Gründe für die neue Kaufunlust
Laut Mathias Mühlhofer, Vorstand der Immobilienrendite AG, würde es sich bei diesem Veranschaulichungsbeispiel um keinen Einzelfall handeln: "Auf dem Markt wird derzeit viel Ware angeboten. Allerdings scheint die immer öfter keiner zu wollen. Wohnungen, Häuser und Gewerbeobjekte sind neuerdings immer länger inseriert. Bauträger bleiben zunehmend auf ihren Objekten sitzen. Selbst gute Immobilien werden zu Ladenhütern."
Die Gründe für die neue Kaufunlust seien vielfältig: In der Teuerungskrise werde Sparen zur Pflichtübung. Viele Österreicher:innen wüssten nicht mehr, wie sie Lebensmittel im Supermarkt oder die Energierechnung zahlen sollen. Die Inflation habe sich bis tief in den Mittelstand gefressen – zu Menschen, die bislang nach einer Eigentumswohnung oder dem Eigenheim im Grünen strebten. Mühlhofer weiter: "Sogar sie sitzen zurzeit lieber auf ihrem Geld. Oder bekommen keinen Kredit." Seit August müssen Kauf-Interessent:innen für ein Bankdarlehen neue strenge Kriterien erfüllen: mindestens 20 Prozent Eigenmittel mitbringen und eine Rückzahlungsrate mit maximal 40 Prozent des Nettoeinkommens bedienen können – binnen einer Laufzeit von höchstens 35 Jahren.
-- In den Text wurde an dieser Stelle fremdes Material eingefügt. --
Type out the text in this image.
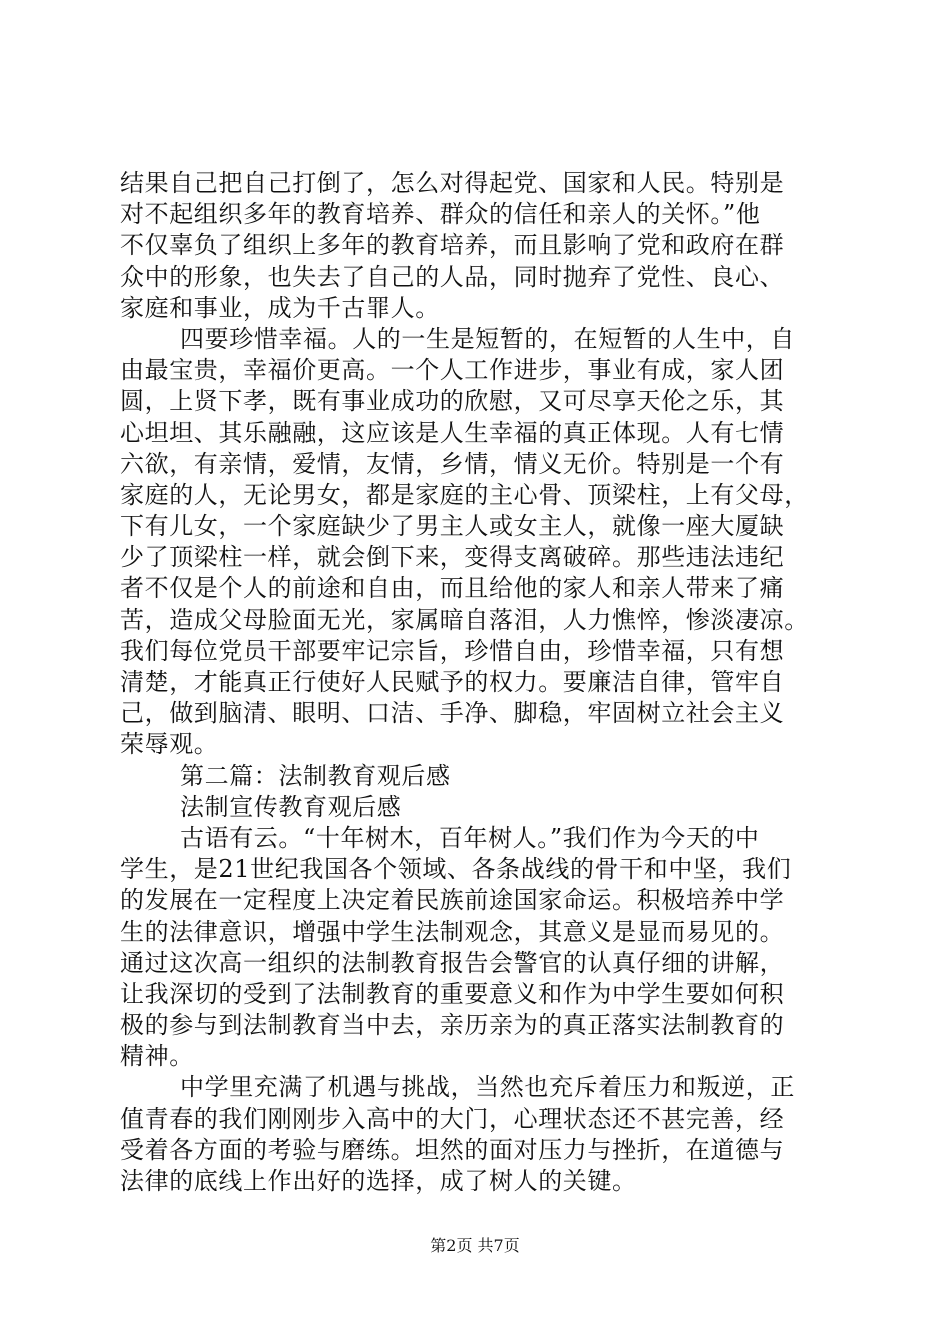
结果自己把自己打倒了，怎么对得起党、国家和人民。特别是
对不起组织多年的教育培养、群众的信任和亲人的关怀。”他
不仅辜负了组织上多年的教育培养，而且影响了党和政府在群
众中的形象，也失去了自己的人品，同时抛弃了党性、良心、
家庭和事业，成为千古罪人。
四要珍惜幸福。人的一生是短暂的，在短暂的人生中，自
由最宝贵，幸福价更高。一个人工作进步，事业有成，家人团
圆，上贤下孝，既有事业成功的欣慰，又可尽享天伦之乐，其
心坦坦、其乐融融，这应该是人生幸福的真正体现。人有七情
六欲，有亲情，爱情，友情，乡情，情义无价。特别是一个有
家庭的人，无论男女，都是家庭的主心骨、顶梁柱，上有父母，
下有儿女，一个家庭缺少了男主人或女主人，就像一座大厦缺
少了顶梁柱一样，就会倒下来，变得支离破碎。那些违法违纪
者不仅是个人的前途和自由，而且给他的家人和亲人带来了痛
苦，造成父母脸面无光，家属暗自落泪，人力憔悴，惨淡凄凉。
我们每位党员干部要牢记宗旨，珍惜自由，珍惜幸福，只有想
清楚，才能真正行使好人民赋予的权力。要廉洁自律，管牢自
己，做到脑清、眼明、口洁、手净、脚稳，牢固树立社会主义
荣辱观。
第二篇：法制教育观后感
法制宣传教育观后感
古语有云。“十年树木，百年树人。”我们作为今天的中
学生，是21世纪我国各个领域、各条战线的骨干和中坚，我们
的发展在一定程度上决定着民族前途国家命运。积极培养中学
生的法律意识，增强中学生法制观念，其意义是显而易见的。
通过这次高一组织的法制教育报告会警官的认真仔细的讲解，
让我深切的受到了法制教育的重要意义和作为中学生要如何积
极的参与到法制教育当中去，亲历亲为的真正落实法制教育的
精神。
中学里充满了机遇与挑战，当然也充斥着压力和叛逆，正
值青春的我们刚刚步入高中的大门，心理状态还不甚完善，经
受着各方面的考验与磨练。坦然的面对压力与挫折，在道德与
法律的底线上作出好的选择，成了树人的关键。
第2页 共7页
Für viele ein Ding der Unmöglichkeit angesichts der Teuerung.
Sinkende Preise für Eigentum
Parallel dazu erlebte die Bauwirtschaft in den letzten Jahren einen enormen Höhenflug – besonders im urbanen Raum seien Wohnhäuser mit Eigentumswohnungen wie Schwammerl aus dem Boden gesprossen. Markus Kitz-Augenhammer, Vorstand der Immobilienrendite AG: "Aufgrund der Überproduktion sehen wir auf dem Markt nun ein Überangebot: mehr Eigentums-Wohnungen und -Reihenhäuser als Kauf-Interessent:innen." Auch im oberen Segment sei die Nachfrage gedeckt: "Ein Teil der Vertriebenen aus der Ukraine ist wohlhabend und konnte sich eine Eigentumswohnung in Österreich kaufen." Konnten Käufer bislang auf die Wertsteigerung ihres Eigentums vertrauen, sei die Preisrally nun vorbei: "All die Entwicklungen führen in den nächsten Jahren zu sinkenden Preisen."
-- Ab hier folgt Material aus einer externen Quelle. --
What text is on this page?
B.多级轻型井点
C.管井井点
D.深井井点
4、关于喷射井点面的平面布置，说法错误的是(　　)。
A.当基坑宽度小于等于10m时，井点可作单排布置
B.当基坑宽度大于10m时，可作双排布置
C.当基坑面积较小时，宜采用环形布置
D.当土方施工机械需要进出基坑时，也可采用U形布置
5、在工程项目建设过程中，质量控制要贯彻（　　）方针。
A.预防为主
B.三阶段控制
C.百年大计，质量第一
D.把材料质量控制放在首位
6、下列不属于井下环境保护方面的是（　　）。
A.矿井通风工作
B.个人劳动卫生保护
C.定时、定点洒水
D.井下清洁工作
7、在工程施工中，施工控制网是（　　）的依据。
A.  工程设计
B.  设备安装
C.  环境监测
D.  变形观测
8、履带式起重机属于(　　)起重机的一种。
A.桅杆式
Der Trend zeigt sich auch im RE/MAX Real Estate Future Index (LEADERSNET berichtete). Er ist die Summe von rund 600 Prognosen heimischer Immobilienexpert:innen: 2023 wird das Immobilienangebot laut dem Index um fast acht Prozent steigen, die Nachfrage jedoch um knapp elf Prozent sinken. Infolge zeige der Preistrend bei Wohnimmobilien erstmals seit 2015 nach unten. Neue frei vereinbare Mietabschlüsse sollen 2023 nur geringfügig steigen, punktuell auch fallen. Und das bei steigender Nachfrage nach Mietwohnungen in zentralen Lagen und am Stadtrand. Eigentumspreise würden purzeln - am stärksten bei Einfamilienhäusern und Eigentumswohnungen am Land. Fallende Preise für Eigentumswohnungen und eine steigende Mietnachfrage könnte die Attraktivität von Anlegerwohnungen steigern. Relativ stabil zeigen sich hingegen Immobilien im Bereich der Land- und Forstwirtschaft sowie Baugrundstücke.
"2023 wird Jahr der Immobilien-Schnäppchen"
Freilich: Offiziell herrsche auf dem Immobilienmarkt noch immer Goldgräberstimmung. Bei (Online-) Inseraten werden weiterhin hohe Preise verlangt. Inoffiziell seien laut Michael Rajtora, Vorstand der Immobilienrendite AG, dennoch Schnäppchen zu landen, denn die hohen Preise würden zwar weiterhin verlangt, in der Realität aber nicht mehr bezahlt: "Mein Tipp: Eine Wohnung suchen, die schon länger inseriert ist, und verhandeln. Der Spielraum für eine Reduktion des Preises war nie größer als jetzt." Die Prognose der drei Experten: "2023 wird das Jahr der Immobilien-Schnäppchen."